Now, I thought that might be a better reason to call the dogs bloodhounds, but I had no real authority on the matter. I let my mind worry about other things.
I had read this book many years ago. It was originally written in French, and although it says it is about hunting dogs from around the world, it really is only about gun dogs and scent hounds from Europe and North America. There was a section I remember quite distinctly. In fact, it was the place where I learned about the existence of modern day “limers.” Two German scent hounds, which we call the Hanoverian Schweisshund and the Bavarian Schweisshund, were called “bloodhounds” in the English translation. When I read how the German hunters and foresters used these dogs, it sounded a lot like the way the ancestral bloodhounds where used. The animals followed blood spoor from wounded animals while on lead.
As I was digging through W.E. Mason’s Dogs of All Nations (1915), I came across a Hanovrian limer (which sounds like the Hanoverian Schweisshund, except for color) and the Bavarian limer (which looks and sounds almost exactly like the modern Bavarian Schweisshund.) I noted that the dogs were called “limers’– exactly the same term that was used for the ancestral bloodhounds.
It seemed to me that the task of the limer hound was more compatible with the etymology of the bloodhound’s name.
But it turns out that I did not have to look into it from those angles.

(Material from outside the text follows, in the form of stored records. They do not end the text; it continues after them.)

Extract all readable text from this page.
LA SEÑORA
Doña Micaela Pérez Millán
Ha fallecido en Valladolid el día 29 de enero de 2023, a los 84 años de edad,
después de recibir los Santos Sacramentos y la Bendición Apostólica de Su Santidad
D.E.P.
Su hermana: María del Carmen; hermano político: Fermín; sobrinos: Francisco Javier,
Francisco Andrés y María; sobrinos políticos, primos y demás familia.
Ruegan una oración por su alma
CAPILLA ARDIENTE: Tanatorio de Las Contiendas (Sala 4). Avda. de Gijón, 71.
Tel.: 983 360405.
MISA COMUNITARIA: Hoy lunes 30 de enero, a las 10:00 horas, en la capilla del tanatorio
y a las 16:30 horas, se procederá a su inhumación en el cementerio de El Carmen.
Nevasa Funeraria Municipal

The bloodhound fanciers had also started to question this strange story behind its name. After all, nobles kept spaniels, greyhounds, and lighter scent hounds in the Middle Ages. Why were was it that only the heavy scent hounds that were called “bloodhounds”?
It turns out that John Caius, who wrote Of Englisshe Dogges the late sixteenth century, believed that the bloodhound got its name from its utility as a limer.
Further, the term bloodhound is older than the colloquialism of calling a noble’s horse a “blood horse,” so it must be that the use of limers to track wounded animals is the origin of the term.